There is a common thread, but the most interesting thing in Bill’s story is not what happens to him, but how it happens to him, how we can see the world through his eyes and a small brain in a continuous state of change and deconstruction. . To watch this movie is to enter for an hour in a world where logic only has a place in part before descending into hell where it is impossible to follow the rhythm of your own story, faces are just blurs, the world is a stranger to you and You just want to dream of an eternal life beyond all that will be known.

It is true that the first short of ‘It’s such a beautiful day’ starts out so strong that it is never up to par again, but it is not a problem: Hertzfeldt’s lazy half hour has more cinema, innovation and surprise than most movies of great filmmakers. The only reason why this creator is not better known is due to social rejection and prejudice towards animation , because he is actually one of the best storytellers of our times.

He wondered if this was really his life.

I know it seems weird, and I’m exaggerating. How is an animation made with stick figures going to make you feel? And yet, when Bill is in the hospital bed and his ex-girlfriend goes to check on him while someone else stares at the curtain, you feel something snap inside you. Something that had already been broken moments before, and that thanks to the very dark sense of humor of the film is put back together again. And that is the game that the director proposes to you: I am going to break you, I am going to rearm you, I am going to break you again, and at a given moment you will realize that you are suffering for a stick figure.

‘It’s such a beautiful day’ is a complex work, full of content, feelings, sensations, humor and pain in which it is difficult to follow the thread, but even in that mental restlessness it is worth it: its barely sixty minutes are exhausting and you they take it to the extreme.

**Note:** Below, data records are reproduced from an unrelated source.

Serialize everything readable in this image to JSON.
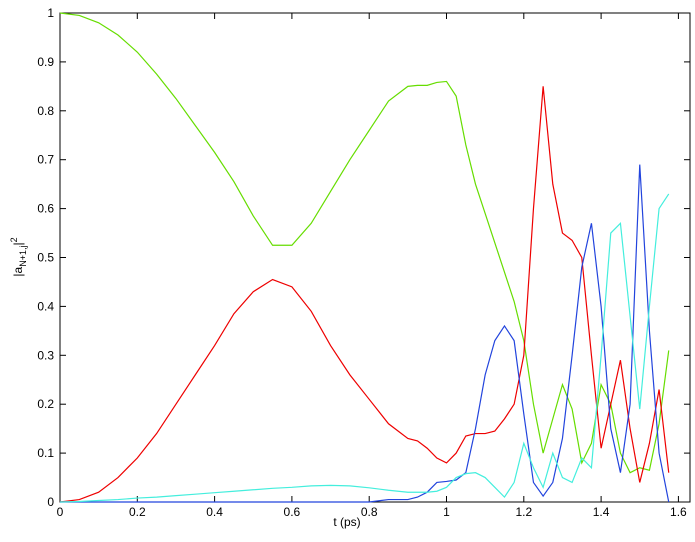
{
  "chart_data": {
    "type": "line",
    "xlabel": "t (ps)",
    "ylabel": {
      "open": "|a",
      "sub": "N+1,j",
      "close": "|",
      "sup": "2"
    },
    "x": [
      0,
      0.05,
      0.1,
      0.15,
      0.2,
      0.25,
      0.3,
      0.35,
      0.4,
      0.45,
      0.5,
      0.55,
      0.6,
      0.65,
      0.7,
      0.75,
      0.8,
      0.85,
      0.9,
      0.925,
      0.95,
      0.975,
      1.0,
      1.025,
      1.05,
      1.075,
      1.1,
      1.125,
      1.15,
      1.175,
      1.2,
      1.225,
      1.25,
      1.275,
      1.3,
      1.325,
      1.35,
      1.375,
      1.4,
      1.425,
      1.45,
      1.475,
      1.5,
      1.525,
      1.55,
      1.575
    ],
    "series": [
      {
        "color": "#66dd00",
        "values": [
          1,
          0.995,
          0.98,
          0.955,
          0.92,
          0.875,
          0.825,
          0.77,
          0.715,
          0.655,
          0.585,
          0.525,
          0.525,
          0.57,
          0.635,
          0.7,
          0.76,
          0.82,
          0.85,
          0.852,
          0.852,
          0.858,
          0.86,
          0.83,
          0.73,
          0.65,
          0.59,
          0.53,
          0.47,
          0.41,
          0.33,
          0.2,
          0.1,
          0.17,
          0.24,
          0.19,
          0.08,
          0.12,
          0.24,
          0.2,
          0.1,
          0.06,
          0.07,
          0.065,
          0.16,
          0.31
        ]
      },
      {
        "color": "#ee0000",
        "values": [
          0,
          0.005,
          0.02,
          0.05,
          0.09,
          0.14,
          0.2,
          0.26,
          0.32,
          0.385,
          0.43,
          0.455,
          0.44,
          0.39,
          0.32,
          0.26,
          0.21,
          0.16,
          0.13,
          0.125,
          0.11,
          0.09,
          0.08,
          0.1,
          0.135,
          0.14,
          0.14,
          0.145,
          0.17,
          0.2,
          0.3,
          0.6,
          0.85,
          0.65,
          0.55,
          0.535,
          0.5,
          0.3,
          0.11,
          0.2,
          0.29,
          0.15,
          0.04,
          0.12,
          0.23,
          0.06
        ]
      },
      {
        "color": "#2244dd",
        "values": [
          0,
          0,
          0,
          0,
          0,
          0,
          0,
          0,
          0,
          0,
          0,
          0,
          0,
          0,
          0,
          0,
          0,
          0.005,
          0.005,
          0.01,
          0.02,
          0.04,
          0.042,
          0.045,
          0.06,
          0.15,
          0.26,
          0.33,
          0.36,
          0.33,
          0.18,
          0.04,
          0.012,
          0.04,
          0.13,
          0.3,
          0.48,
          0.57,
          0.4,
          0.15,
          0.06,
          0.2,
          0.69,
          0.35,
          0.1,
          0
        ]
      },
      {
        "color": "#44eedd",
        "values": [
          0,
          0.001,
          0.003,
          0.005,
          0.008,
          0.01,
          0.013,
          0.016,
          0.019,
          0.022,
          0.025,
          0.028,
          0.03,
          0.033,
          0.034,
          0.033,
          0.029,
          0.024,
          0.02,
          0.02,
          0.02,
          0.022,
          0.03,
          0.05,
          0.058,
          0.06,
          0.05,
          0.03,
          0.01,
          0.04,
          0.12,
          0.07,
          0.03,
          0.1,
          0.05,
          0.04,
          0.09,
          0.07,
          0.3,
          0.55,
          0.57,
          0.38,
          0.19,
          0.4,
          0.6,
          0.63
        ]
      }
    ],
    "xlim": [
      0,
      1.63
    ],
    "ylim": [
      0,
      1
    ],
    "xticks": [
      0,
      0.2,
      0.4,
      0.6,
      0.8,
      1,
      1.2,
      1.4,
      1.6
    ],
    "yticks": [
      0,
      0.1,
      0.2,
      0.3,
      0.4,
      0.5,
      0.6,
      0.7,
      0.8,
      0.9,
      1
    ]
  }
}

The film puts you in the point of view of a person who loses his memory and mixes past, present and future as if in a discontinuous existence, but completely rejects cheap sentimentality. Instead, a layer of humor blacker than coffee, urban reality and narrative experimentation that gives it a touch as special as it is unique.

The good news is that, in addition to this wonder, you can see ‘World of tomorrow’ on Filmin and marvel at one of the most important existentialist science-fiction stories of all time. We have before us an author who is capable of changing the narrative of the 21st century and we are not giving him the necessary importance. ‘It’s such a beautiful day’ is not only recommended despite its mistakes: it is, frankly, necessary.